Chorkonzert

Leidenschaftliches Signal für das Leben

In der feierlichen Atmosphäre der Kirche St. Marien kam die Musik bestens zur Geltung.

In der feierlichen Atmosphäre der Kirche St. Marien kam die Musik bestens zur Geltung.

BAD GODESBERG. 150 Akteure musizieren zugunsten der Palliativ- und Hospizprojekte der Bürgerstiftung Rheinviertel.

Rund 150 Musiker präsentieren am Samstagabend das große Chorkonzert der Bürgerstiftung Rheinviertel in der Kirche St. Marien, Burgstraße 45. Unter der Leitung von Daniel Kirchmann erklangen das "Gloria" von John Rutter und die 2. Sinfonie "Lobgesang" von Felix Mendelssohn Bartholdy. Der Eintrittseinahmen des Konzertes wurden zugunsten der Palliativ- und Hospizprojekte der Stiftung Rheinviertel gespendet.
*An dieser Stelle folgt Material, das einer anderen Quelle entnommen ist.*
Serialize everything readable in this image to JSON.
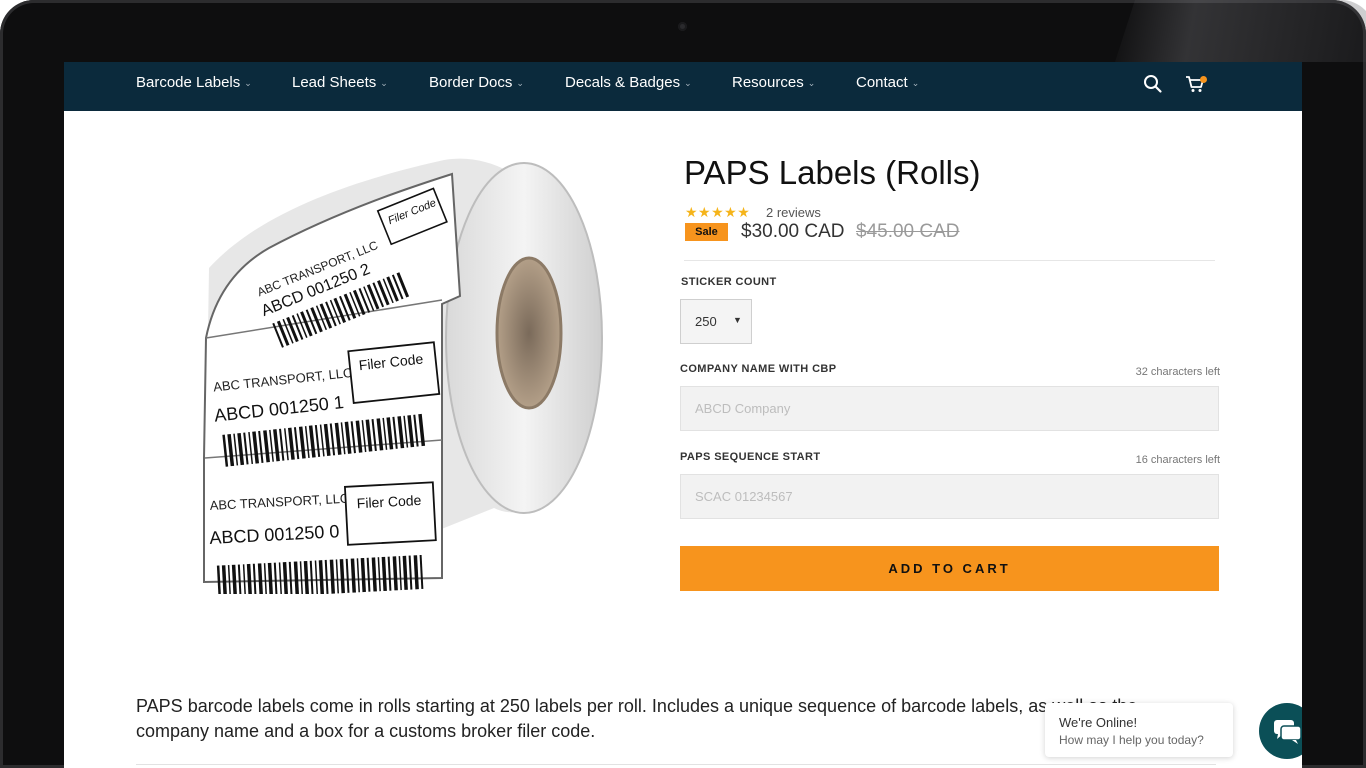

Leider erkrankte der vorgesehene Tenor, Henning Jendritza, kurzfristig und wurde durch den Schweizer Tenor Niklaus Loosli ersetzt. Weitere Solisten waren Esther Hilsberg und Kelsey Frost Steele im Sopran. "Alles großartige Künstler", betonte der musikalische Leiter Kirchmann.
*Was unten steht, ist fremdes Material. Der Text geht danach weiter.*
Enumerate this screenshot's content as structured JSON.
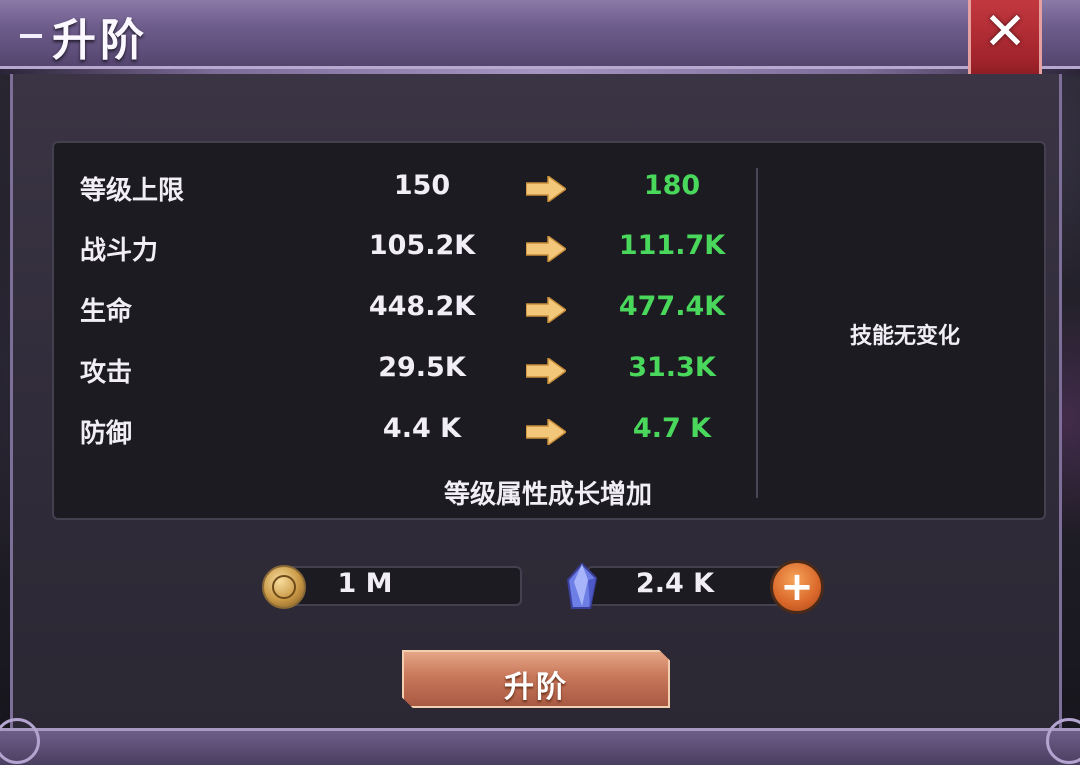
{
  "header": {
    "title": "升阶",
    "close_icon": "close-icon"
  },
  "stats": [
    {
      "label": "等级上限",
      "old": "150",
      "new": "180"
    },
    {
      "label": "战斗力",
      "old": "105.2K",
      "new": "111.7K"
    },
    {
      "label": "生命",
      "old": "448.2K",
      "new": "477.4K"
    },
    {
      "label": "攻击",
      "old": "29.5K",
      "new": "31.3K"
    },
    {
      "label": "防御",
      "old": "4.4 K",
      "new": "4.7 K"
    }
  ],
  "growth_note": "等级属性成长增加",
  "skill_note": "技能无变化",
  "resources": {
    "gold": {
      "icon": "gold-coin-icon",
      "value": "1 M"
    },
    "crystal": {
      "icon": "crystal-icon",
      "value": "2.4 K",
      "add_label": "+"
    }
  },
  "upgrade_button": {
    "label": "升阶"
  },
  "colors": {
    "increase": "#49d85c",
    "accent": "#d9672a"
  }
}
Das Vokalensemble Rheinviertel, begleitet vom renommierten Orchester Camerata Louis Spohr aus Düsseldorf, überzeugte das Publikum vor allem durch die Vielfalt der Musik. "Mit dieser Auswahl der Stücke wollen wir uns ganz bewusst nach der Fastenzeit wieder dem Festlichen, der Freude und dem Fröhlichen zuwenden", erklärte Kirchmann.

Die mehr als 100 Chormitglieder probten Monate an den Stücken, zunächst Männer- und Frauenstimmen getrennt, dann gemeinsam. "Alle sind perfekt aufeinander eingestimmt", versprach Kirchmann.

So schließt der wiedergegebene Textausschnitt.